Home

kesif

İnsan kâşiftir; keşfettiği şeyin yaratıcısı değildir.

وَلِلّهِ يَسْجُدُ مَن فِي السَّمَاوَاتِ وَالأَرْضِ طَوْعًا وَكَرْهًا وَظِلالُهُم بِالْغُدُوِّ وَالآصَالِ

“Göklerde ve yerde kim varsa gölgeleriyle birlikte ister istemez ve sabah-akşam Allah’a secde eder.” (Ra’d 15)

Secde, iradi bir varlık olarak insanın Allah’ın (c.c) huzurunda rükû ve sücudla tazimde bulunması. En büyük kulluk içinde secdeyi barındıran beş vakit namaz. Namazın, en önemli rüknü  secde. Kul, secde anında Allah için yüzünü yere koyar ve böylece, Rabbine ubudiyet,  itaat ve şükür de bulunur. İradi gayri iradi, mümin kâfir, camit yahut hayat sahibi olsun, sabah akşam, yani her yirmi dört saatlik döngü içinde, kâinattaki varlık, Rabbini bilir ve Ona isteyerek kulluk eder.

Mümin kimse, hem tabii bir surette, hem de iradî olarak, Allah’a kulluk ederken, kâfir kimse iradi fiiliyle Allah’ı inkâr edebilir. Fakat kâfirin kalbi, gözü, kulağı, eli ayağı, dişi dili, ciğeri midesi, böbreği dalağı, saçı tırnağı, kâfir değil, Yaratanı dinler. Kâfir; kalbine, iradesini kullanıp ‘dur, çalışma!’ dese  kalbi onu dinlemez, çalışır; ‘durma çalış!’ dese, ölüm vakti gelmişse, kalp artık çalışmaz. Demek, her varlık, fıtraten sadece Allah’ı dinlemekte ve gerçek manada Ona secde etmekte.

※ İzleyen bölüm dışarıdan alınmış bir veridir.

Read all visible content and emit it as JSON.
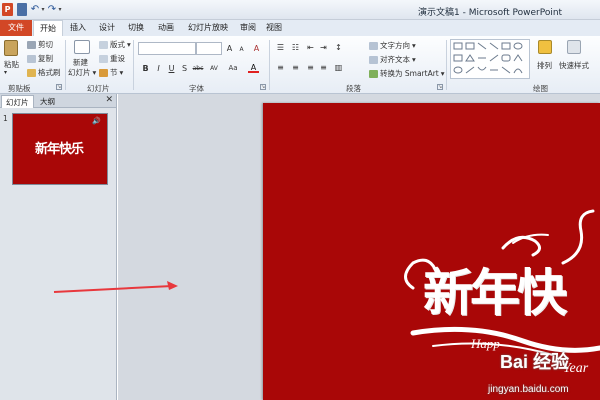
{
  "titlebar": {
    "app_icon": "P",
    "doc_title": "演示文稿1 - Microsoft PowerPoint",
    "undo_icon": "↶",
    "redo_icon": "↷",
    "dropdown_icon": "▾"
  },
  "tabs": {
    "file": "文件",
    "home": "开始",
    "insert": "插入",
    "design": "设计",
    "transitions": "切换",
    "animations": "动画",
    "slideshow": "幻灯片放映",
    "review": "审阅",
    "view": "视图"
  },
  "ribbon": {
    "clipboard": {
      "paste": "粘贴",
      "cut": "剪切",
      "copy": "复制",
      "format_painter": "格式刷",
      "label": "剪贴板"
    },
    "slides": {
      "new_slide_line1": "新建",
      "new_slide_line2": "幻灯片",
      "layout": "版式",
      "reset": "重设",
      "section": "节",
      "label": "幻灯片"
    },
    "font": {
      "font_name": "",
      "font_size": "",
      "grow": "A",
      "shrink": "A",
      "clear": "A",
      "bold": "B",
      "italic": "I",
      "underline": "U",
      "strike": "S",
      "shadow": "abc",
      "spacing": "AV",
      "case": "Aa",
      "color": "A",
      "label": "字体"
    },
    "paragraph": {
      "text_direction": "文字方向",
      "align_text": "对齐文本",
      "convert_smartart": "转换为 SmartArt",
      "label": "段落"
    },
    "drawing": {
      "arrange": "排列",
      "quick_styles": "快速样式",
      "label": "绘图"
    }
  },
  "panel": {
    "tab_slides": "幻灯片",
    "tab_outline": "大纲",
    "close": "✕",
    "thumb_number": "1",
    "thumb_title": "新年快乐"
  },
  "slide": {
    "title": "新年快",
    "happy": "Happ",
    "year": "Year"
  },
  "watermark": {
    "logo": "Bai 经验",
    "url": "jingyan.baidu.com"
  },
  "colors": {
    "file_tab": "#d24726",
    "slide_bg": "#a90707",
    "arrow": "#e8383d"
  }
}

“Göklerde ve yerde kim varsa gölgeleriyle birlikte ister istemez ve sabah-akşam Allah’a secde eder” ifadesi mühim bir ilahi kanunu aşikâr eder. İnsanda olduğu gibi, tabiattaki her varlıkta gözüken düzen ve bu düzenin tekabül ettiği bilimler, insan düşüncesinin bir icadı değil; insan kâşif; keşfettiği şeyin mucidi değil. Mesela güneş insandan bağımsız olarak var; o halde her varlığın var oluşu ilahi bir ilim ve kudret iledir. Fizik, kimya, biyoloji, astronomi; maddeyi, canlılığı, gök cisimlerini, yerdeki varlıkları incelerken, elde ettikleri kanunlar, bir kanun koyucuya ve düzenin devam etmesi de varlıkların kanun koyucuya isteyerek istemeyerek itaat etmesiyle mümkün.  Yaratıcıya inansın inanmasın her insan tabiî bilimlerdeki kanunları doğru kabul eder,  onlara uyarak medeniyete vücut verir. Kimse gölgesini reddedemez; gölge insanın bir gerçekliği. İstese de istemese de her gölge varlıkla birlikte.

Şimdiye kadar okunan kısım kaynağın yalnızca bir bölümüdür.